Image: A smart approach to microscopy and imaging developed at Oak Ridge National Laboratory could drive discoveries in materials for future technologies. Credits: Adam Malin/ORNL, U.S. Dept. of Energy
Microscopes are being taught to drive discoveries by researchers at the Department of Energy’s Oak Ridge National Laboratory, using an intuitive algorithm developed at the lab’s Center for Nanophase Materials Sciences that could lead to breakthroughs in new materials for energy technologies, sensing, and computing.
The method, described in Nature Machine Intelligence, combines physics and machine learning to automate microscopy experiments aimed at determining the functional features of materials at the nanoscale.
“There are so many potential materials, some of which we cannot study at all with conventional tools, that need more efficient and systematic approaches to design and synthesize,” said Maxim Ziatdinov of ORNL’s Computational Sciences and Engineering Division and the CNMS. “We can use smart automation to access unexplored materials as well as create a shareable, reproducible path to discoveries that have not previously been possible.”
Functional materials, ranging from computers and solar cells to artificial muscles and shape-memory polymers, respond to stimuli such as heat or electricity and are designed to serve both common and new technology. Their distinct characteristics are linked to atomic structures and microstructures visible with sophisticated microscopy. However, developing effective strategies to pinpoint regions of interest where these traits appear and may be examined has been a difficulty.
Instruments use an atomically sharp probe to scan the surface of materials to map out the structure at the nanoscale scale — one billionth of a meter. They can also detect reactions to a variety of stimuli, allowing researchers to learn more about the underlying principles of polarization switching, electrochemical reactivity, plastic deformation, and quantum events. Today’s microscopes can scan a nanoscale square grid point by point, but the operation is time-consuming, with measurements taken over days for a single substance.
Former ORNL CNMS scientist and lead author Sergei Kalinin, now at the University of Tennessee, Knoxville says, “the interesting physical phenomena are often only manifested in a small number of spatial locations and tied to specific but unknown structural elements. While we typically have an idea of what will be the characteristic features of physical phenomena we aim to discover, pinpointing these regions of interest efficiently is a major bottleneck. Our goal is to teach microscopes to seek regions with interesting physics actively and in a manner much more efficient than performing a grid search.”
To tackle this difficulty, scientists have turned to machine learning and artificial intelligence, but traditional algorithms require massive, human-coded datasets and may not save time in the end.

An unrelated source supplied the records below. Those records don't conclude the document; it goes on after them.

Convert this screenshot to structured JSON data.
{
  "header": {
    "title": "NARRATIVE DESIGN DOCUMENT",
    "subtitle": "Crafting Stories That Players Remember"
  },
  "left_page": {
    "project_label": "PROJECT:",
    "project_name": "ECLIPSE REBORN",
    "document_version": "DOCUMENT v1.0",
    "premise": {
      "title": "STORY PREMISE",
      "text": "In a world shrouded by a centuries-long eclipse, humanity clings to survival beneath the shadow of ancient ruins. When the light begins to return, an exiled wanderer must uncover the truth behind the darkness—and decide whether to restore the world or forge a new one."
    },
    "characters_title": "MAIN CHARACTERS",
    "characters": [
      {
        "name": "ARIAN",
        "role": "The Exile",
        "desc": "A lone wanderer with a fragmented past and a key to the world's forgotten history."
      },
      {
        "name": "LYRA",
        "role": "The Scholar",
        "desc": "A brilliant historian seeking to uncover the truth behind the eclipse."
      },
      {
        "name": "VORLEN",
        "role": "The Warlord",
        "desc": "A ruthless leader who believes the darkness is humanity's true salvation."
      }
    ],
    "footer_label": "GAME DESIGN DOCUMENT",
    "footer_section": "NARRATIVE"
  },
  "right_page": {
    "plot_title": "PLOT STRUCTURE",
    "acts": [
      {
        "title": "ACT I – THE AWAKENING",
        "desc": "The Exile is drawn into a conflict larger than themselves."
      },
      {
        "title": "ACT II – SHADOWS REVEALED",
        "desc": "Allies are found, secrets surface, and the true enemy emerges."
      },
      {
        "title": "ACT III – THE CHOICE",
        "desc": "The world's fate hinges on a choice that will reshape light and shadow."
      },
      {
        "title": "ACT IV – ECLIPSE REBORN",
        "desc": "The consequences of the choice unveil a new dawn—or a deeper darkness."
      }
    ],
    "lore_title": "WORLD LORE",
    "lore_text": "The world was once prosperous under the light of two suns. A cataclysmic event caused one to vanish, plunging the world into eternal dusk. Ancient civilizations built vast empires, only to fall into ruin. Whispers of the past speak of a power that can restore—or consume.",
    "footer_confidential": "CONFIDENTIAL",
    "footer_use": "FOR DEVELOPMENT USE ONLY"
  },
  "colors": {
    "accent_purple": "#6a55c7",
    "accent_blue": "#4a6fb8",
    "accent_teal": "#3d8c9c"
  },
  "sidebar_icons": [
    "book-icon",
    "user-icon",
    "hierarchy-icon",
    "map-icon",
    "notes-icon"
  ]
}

The ORNL procedure blends human-based physical reasoning into machine learning approaches and starts with extremely tiny datasets — photos from less than 1% of the sample — for a more intelligent approach to automation. The algorithm chooses places of interest depending on what it learns throughout the experiment as well as external knowledge.
A method was presented utilizing scanning probe microscopy and applied to well-studied ferroelectric materials as a proof of concept. Ferroelectrics are reorientable surface charge functional materials that may be used in computation, actuation, and sensing applications. Scientists want to know how the quantity of energy or information these materials can store is related to the local domain structure that governs this attribute. The automated experiment determined which topological faults these values are optimal for.

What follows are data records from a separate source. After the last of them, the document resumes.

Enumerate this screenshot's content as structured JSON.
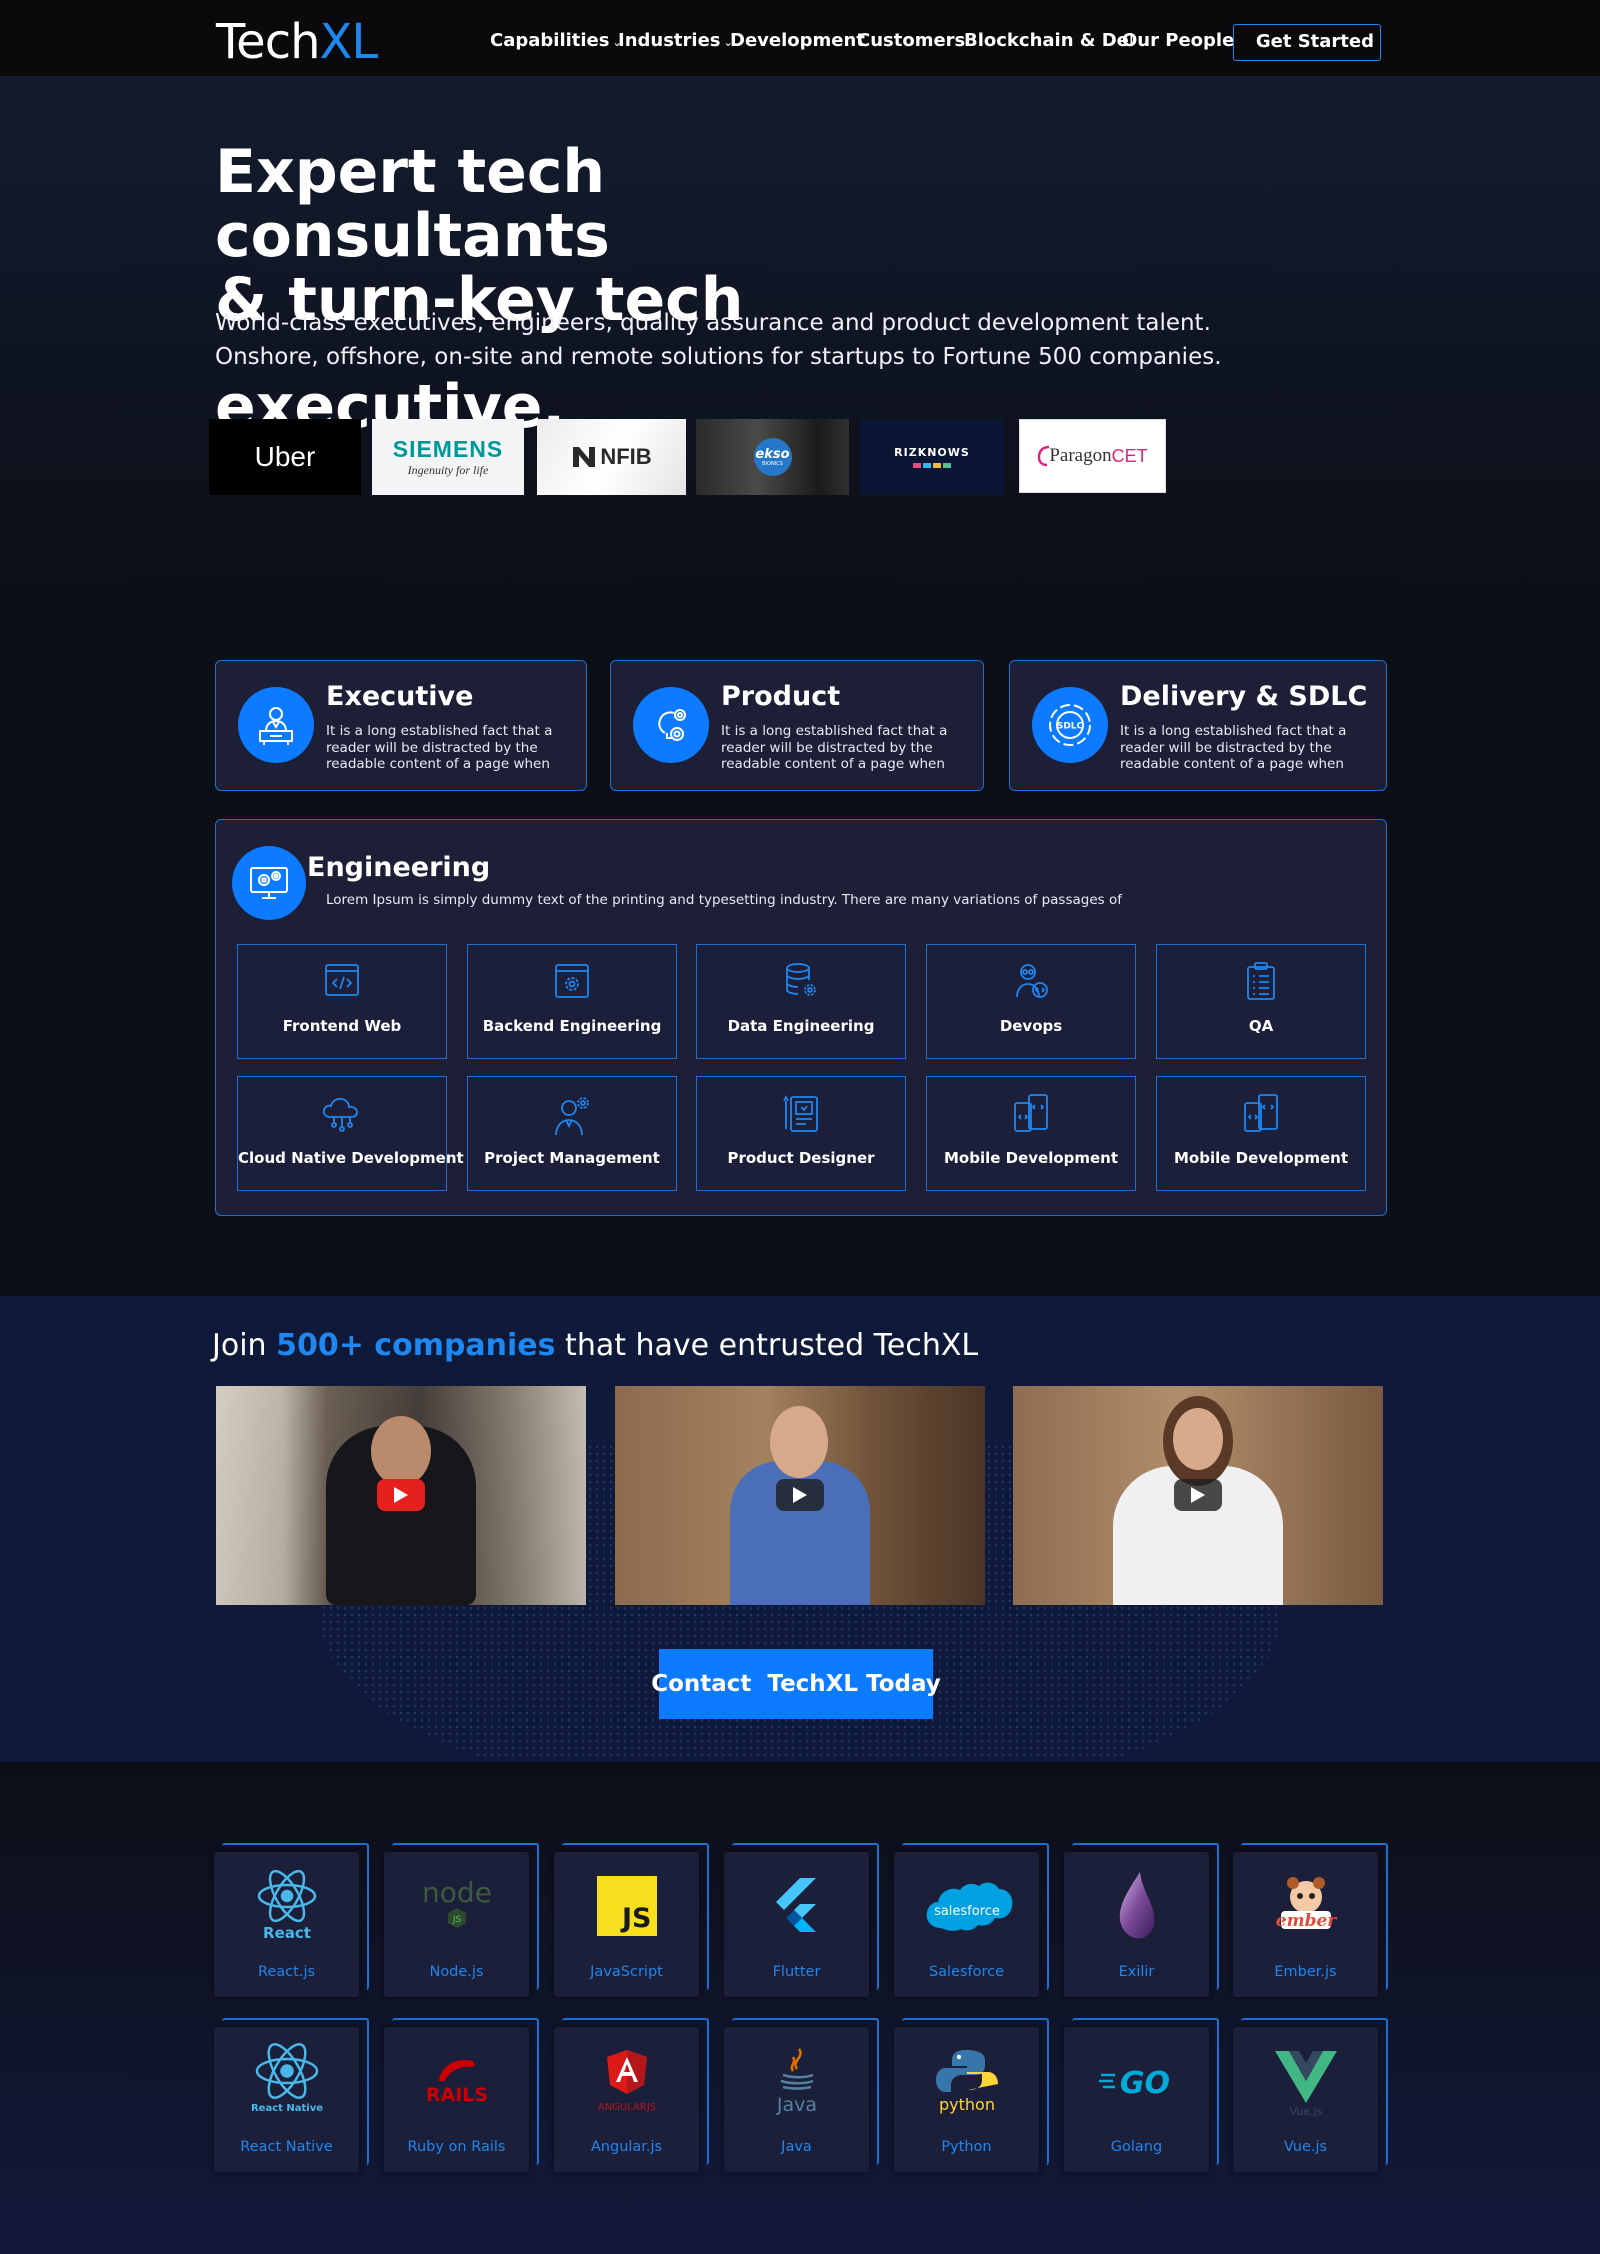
{
  "nav": {
    "logo_part1": "Tech",
    "logo_part2": "XL",
    "items": [
      {
        "label": "Capabilities",
        "caret": true
      },
      {
        "label": "Industries",
        "caret": true
      },
      {
        "label": "Development",
        "caret": false
      },
      {
        "label": "Customers",
        "caret": false
      },
      {
        "label": "Blockchain & DeFi",
        "caret": false
      },
      {
        "label": "Our People",
        "caret": false
      }
    ],
    "cta_label": "Get Started"
  },
  "hero": {
    "title_lines": [
      "Expert tech",
      "consultants",
      "& turn-key tech",
      "executive,"
    ],
    "subtitle_line1": "World-class executives, engineers, quality assurance and product development talent.",
    "subtitle_line2": "Onshore, offshore, on-site and remote solutions for startups to Fortune 500 companies.",
    "client_logos": [
      {
        "name": "Uber",
        "text": "Uber"
      },
      {
        "name": "Siemens",
        "text": "SIEMENS",
        "tagline": "Ingenuity for life"
      },
      {
        "name": "NFIB",
        "text": "NFIB"
      },
      {
        "name": "Ekso Bionics",
        "text": "ekso",
        "tagline": "BIONICS"
      },
      {
        "name": "Riz Knows",
        "text": "RIZKNOWS"
      },
      {
        "name": "ParagonCET",
        "text_a": "Paragon",
        "text_b": "CET"
      }
    ]
  },
  "capabilities": [
    {
      "title": "Executive",
      "text": "It is a long established fact that a reader will be distracted by the readable content of a page when",
      "icon": "executive-icon"
    },
    {
      "title": "Product",
      "text": "It is a long established fact that a reader will be distracted by the readable content of a page when",
      "icon": "product-icon"
    },
    {
      "title": "Delivery & SDLC",
      "text": "It is a long established fact that a reader will be distracted by the readable content of a page when",
      "icon": "sdlc-icon",
      "icon_text": "SDLC"
    }
  ],
  "engineering": {
    "title": "Engineering",
    "text": "Lorem Ipsum is simply dummy text of the printing and typesetting industry. There are many variations of passages of",
    "tiles": [
      {
        "label": "Frontend Web",
        "icon": "code-window-icon"
      },
      {
        "label": "Backend Engineering",
        "icon": "gear-window-icon"
      },
      {
        "label": "Data Engineering",
        "icon": "database-icon"
      },
      {
        "label": "Devops",
        "icon": "developer-icon"
      },
      {
        "label": "QA",
        "icon": "clipboard-icon"
      },
      {
        "label": "Cloud Native Development",
        "icon": "cloud-icon"
      },
      {
        "label": "Project Management",
        "icon": "manager-icon"
      },
      {
        "label": "Product Designer",
        "icon": "designer-icon"
      },
      {
        "label": "Mobile Development",
        "icon": "mobile-icon"
      },
      {
        "label": "Mobile Development",
        "icon": "mobile-icon"
      }
    ]
  },
  "testimonials": {
    "join_prefix": "Join ",
    "join_highlight": "500+ companies",
    "join_suffix": " that have entrusted TechXL",
    "cta_label": "Contact  TechXL Today"
  },
  "tech": [
    {
      "label": "React.js",
      "logo_text": "React"
    },
    {
      "label": "Node.js",
      "logo_text": "node"
    },
    {
      "label": "JavaScript",
      "logo_text": "JS"
    },
    {
      "label": "Flutter"
    },
    {
      "label": "Salesforce",
      "logo_text": "salesforce"
    },
    {
      "label": "Exilir"
    },
    {
      "label": "Ember.js",
      "logo_text": "ember"
    },
    {
      "label": "React Native",
      "logo_text": "React Native"
    },
    {
      "label": "Ruby on Rails",
      "logo_text": "RAILS"
    },
    {
      "label": "Angular.js",
      "logo_text": "ANGULARJS"
    },
    {
      "label": "Java",
      "logo_text": "Java"
    },
    {
      "label": "Python",
      "logo_text": "python"
    },
    {
      "label": "Golang",
      "logo_text": "GO"
    },
    {
      "label": "Vue.js",
      "logo_text": "Vue.js"
    }
  ],
  "colors": {
    "accent": "#1e87f0",
    "button": "#0d7bff",
    "card": "#1c1f36"
  }
}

“The takeaway is that the workflow was applied to material systems familiar to the research community and made a fundamental finding, something not previously known, very quickly — in this case, within a few hours. We wanted to move away from training computers exclusively on data from previous experiments and instead teach computers how to think like researchers and learn on the fly. Our approach is inspired by human intuition and recognizes that many material discoveries have been made through the trial and error of researchers who rely on their expertise and experience to guess where to look,” said Ziatdinov.
The technical difficulty of getting the algorithm to operate on an operating microscope at the CNMS was handled by ORNL’s Yongtao Liu.
“This is not an off-the-shelf capability, and a lot of work goes into connecting the hardware and software. We focused on scanning probe microscopy, but the setup can be applied to other experimental imaging and spectroscopy approaches accessible to the broader user community,” said Liu.